There are now a host of astonishing advances in medical science that are helping to create a new age of promise and possibility for patients. Today cancer drugs are increasingly prescribed based a diagnostic device that can determine whether a patient will respond to the drug based on their tumor’s genetic characteristics. Medical imaging can be used to identify the best implantable device to treat a specific patient with clogged coronary arteries; and progress in regenerative medicine and stem cell therapy using a patient’s own cells could lead to the replacement or regeneration of their missing or damaged tissues. Given these trends, the future of medicine is rapidly approaching the promising level of care and cure once imagined by Hollywood in futuristic dramas like Star Trek.
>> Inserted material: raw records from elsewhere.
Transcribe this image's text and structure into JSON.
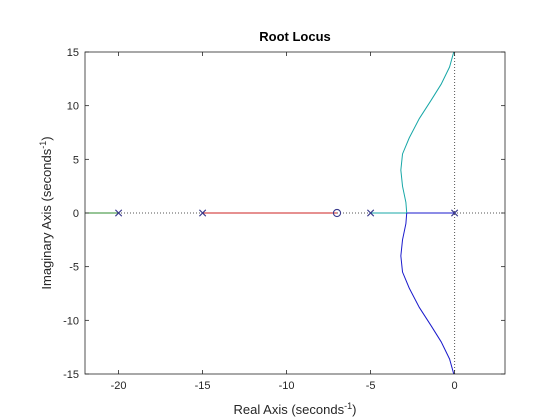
{
  "chart_data": {
    "type": "line",
    "title": "Root Locus",
    "xlabel": "Real Axis (seconds",
    "ylabel": "Imaginary Axis (seconds",
    "axis_unit_exponent": "-1",
    "axis_label_suffix": ")",
    "xlim": [
      -22,
      3
    ],
    "ylim": [
      -15,
      15
    ],
    "xticks": [
      -20,
      -15,
      -10,
      -5,
      0
    ],
    "yticks": [
      -15,
      -10,
      -5,
      0,
      5,
      10,
      15
    ],
    "grid": false,
    "reference_lines": [
      {
        "axis": "x",
        "value": 0,
        "style": "dotted"
      },
      {
        "axis": "y",
        "value": 0,
        "style": "dotted"
      }
    ],
    "poles": [
      {
        "x": -20,
        "y": 0
      },
      {
        "x": -15,
        "y": 0
      },
      {
        "x": -5,
        "y": 0
      },
      {
        "x": 0,
        "y": 0
      }
    ],
    "zeros": [
      {
        "x": -7,
        "y": 0
      }
    ],
    "series": [
      {
        "color": "#2e8b2e",
        "x": [
          -20,
          -22
        ],
        "y": [
          0,
          0
        ]
      },
      {
        "color": "#cc2222",
        "x": [
          -15,
          -7
        ],
        "y": [
          0,
          0
        ]
      },
      {
        "color": "#17a7a7",
        "x": [
          -5,
          -2.85
        ],
        "y": [
          0,
          0
        ]
      },
      {
        "color": "#1a1acc",
        "x": [
          0,
          -2.85
        ],
        "y": [
          0,
          0
        ]
      },
      {
        "color": "#17a7a7",
        "x": [
          -2.85,
          -2.9,
          -3.1,
          -3.2,
          -3.1,
          -2.7,
          -2.1,
          -1.4,
          -0.8,
          -0.3,
          -0.05
        ],
        "y": [
          0,
          1,
          2.5,
          4,
          5.5,
          7,
          8.8,
          10.5,
          12,
          13.6,
          15
        ]
      },
      {
        "color": "#1a1acc",
        "x": [
          -2.85,
          -2.9,
          -3.1,
          -3.2,
          -3.1,
          -2.7,
          -2.1,
          -1.4,
          -0.8,
          -0.3,
          -0.05
        ],
        "y": [
          0,
          -1,
          -2.5,
          -4,
          -5.5,
          -7,
          -8.8,
          -10.5,
          -12,
          -13.6,
          -15
        ]
      }
    ]
  }
}
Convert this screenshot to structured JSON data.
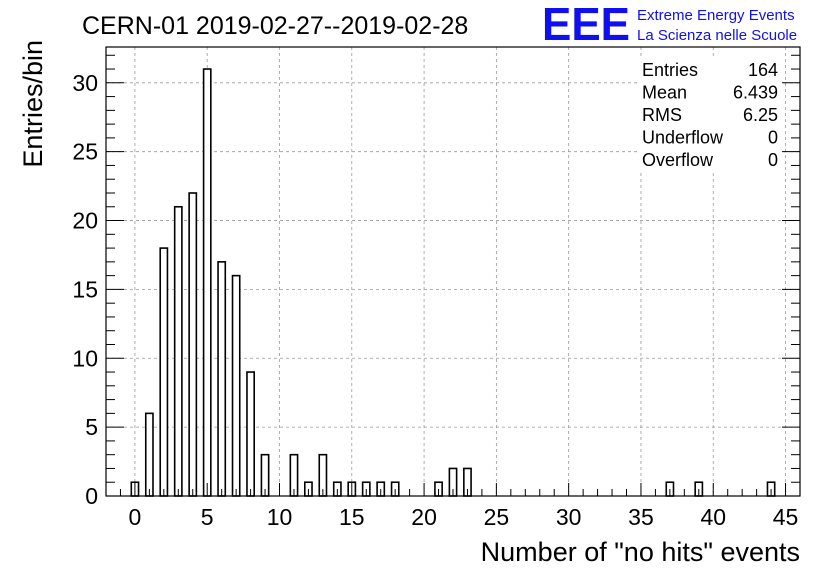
{
  "chart_data": {
    "type": "bar",
    "title": "CERN-01 2019-02-27--2019-02-28",
    "xlabel": "Number of \"no hits\" events",
    "ylabel": "Entries/bin",
    "xlim": [
      -2,
      46
    ],
    "ylim": [
      0,
      32.6
    ],
    "bin_width": 0.5,
    "grid": true,
    "x_ticks": [
      0,
      5,
      10,
      15,
      20,
      25,
      30,
      35,
      40,
      45
    ],
    "y_ticks": [
      0,
      5,
      10,
      15,
      20,
      25,
      30
    ],
    "bins": [
      {
        "x": 0,
        "value": 1
      },
      {
        "x": 1,
        "value": 6
      },
      {
        "x": 2,
        "value": 18
      },
      {
        "x": 3,
        "value": 21
      },
      {
        "x": 4,
        "value": 22
      },
      {
        "x": 5,
        "value": 31
      },
      {
        "x": 6,
        "value": 17
      },
      {
        "x": 7,
        "value": 16
      },
      {
        "x": 8,
        "value": 9
      },
      {
        "x": 9,
        "value": 3
      },
      {
        "x": 11,
        "value": 3
      },
      {
        "x": 12,
        "value": 1
      },
      {
        "x": 13,
        "value": 3
      },
      {
        "x": 14,
        "value": 1
      },
      {
        "x": 15,
        "value": 1
      },
      {
        "x": 16,
        "value": 1
      },
      {
        "x": 17,
        "value": 1
      },
      {
        "x": 18,
        "value": 1
      },
      {
        "x": 21,
        "value": 1
      },
      {
        "x": 22,
        "value": 2
      },
      {
        "x": 23,
        "value": 2
      },
      {
        "x": 37,
        "value": 1
      },
      {
        "x": 39,
        "value": 1
      },
      {
        "x": 44,
        "value": 1
      }
    ],
    "stats": [
      {
        "label": "Entries",
        "value": "164"
      },
      {
        "label": "Mean",
        "value": "6.439"
      },
      {
        "label": "RMS",
        "value": "6.25"
      },
      {
        "label": "Underflow",
        "value": "0"
      },
      {
        "label": "Overflow",
        "value": "0"
      }
    ],
    "colors": {
      "bar_fill": "#ffffff",
      "bar_stroke": "#000000",
      "grid": "#9a9a9a",
      "logo": "#1010ee"
    }
  },
  "logo": {
    "mark": "EEE",
    "line1": "Extreme Energy Events",
    "line2": "La Scienza nelle Scuole"
  }
}
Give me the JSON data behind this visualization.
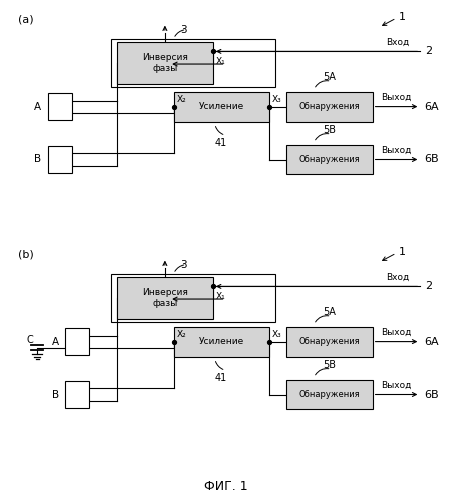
{
  "bg_color": "#ffffff",
  "line_color": "#000000",
  "box_fill": "#d4d4d4",
  "box_fill_white": "#ffffff",
  "fig_label": "ФИГ. 1",
  "text_phase": "Инверсия\nфазы",
  "text_amp": "Усиление",
  "text_detect": "Обнаружения",
  "text_vhod": "Вход",
  "text_vyhod": "Выход",
  "x1_label": "X₁",
  "x2_label": "X₂",
  "x3_label": "X₃",
  "label_1": "1",
  "label_2": "2",
  "label_3": "3",
  "label_41": "41",
  "label_5A": "5A",
  "label_5B": "5B",
  "label_6A": "6A",
  "label_6B": "6B",
  "label_A": "A",
  "label_B": "B",
  "label_C": "C"
}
But these examples are not science fiction. They are very real achievements that demonstrate the era of “personalized medicine“ where advances in the science of drug development, the study of genes and their functions, the availability of increasingly powerful computers and other technologies, combined with our greater understanding of the complexity of disease, makes it possible to tailor treatments to the needs of an individual patient. We now know that patients with similar symptoms may have different diseases with different causes. Individual patients who may appear to have the same disease may respond differently (or not at all) to treatments of that disease.


FDA has been playing a critical role in the growth of this new era for a number of years and has created the organizational infrastructure and has put in place the regulatory processes and policies needed to meet the challenges of regulating these complex products and coordinating their review and oversight. FDA has created a new report as part of its ongoing efforts in this field. Paving the Way for Personalized Medicine: FDA’s Role in a New Era of Medical Product Development describes many of the exciting developments and looming advances in personalized medicine, lays out the historical progress in this field, and examines FDA’s regulatory role: from ensuring the availability of safe and effective diagnostic devices, to addressing the challenges of aligning a drug with a diagnostic device, to post-market surveillance.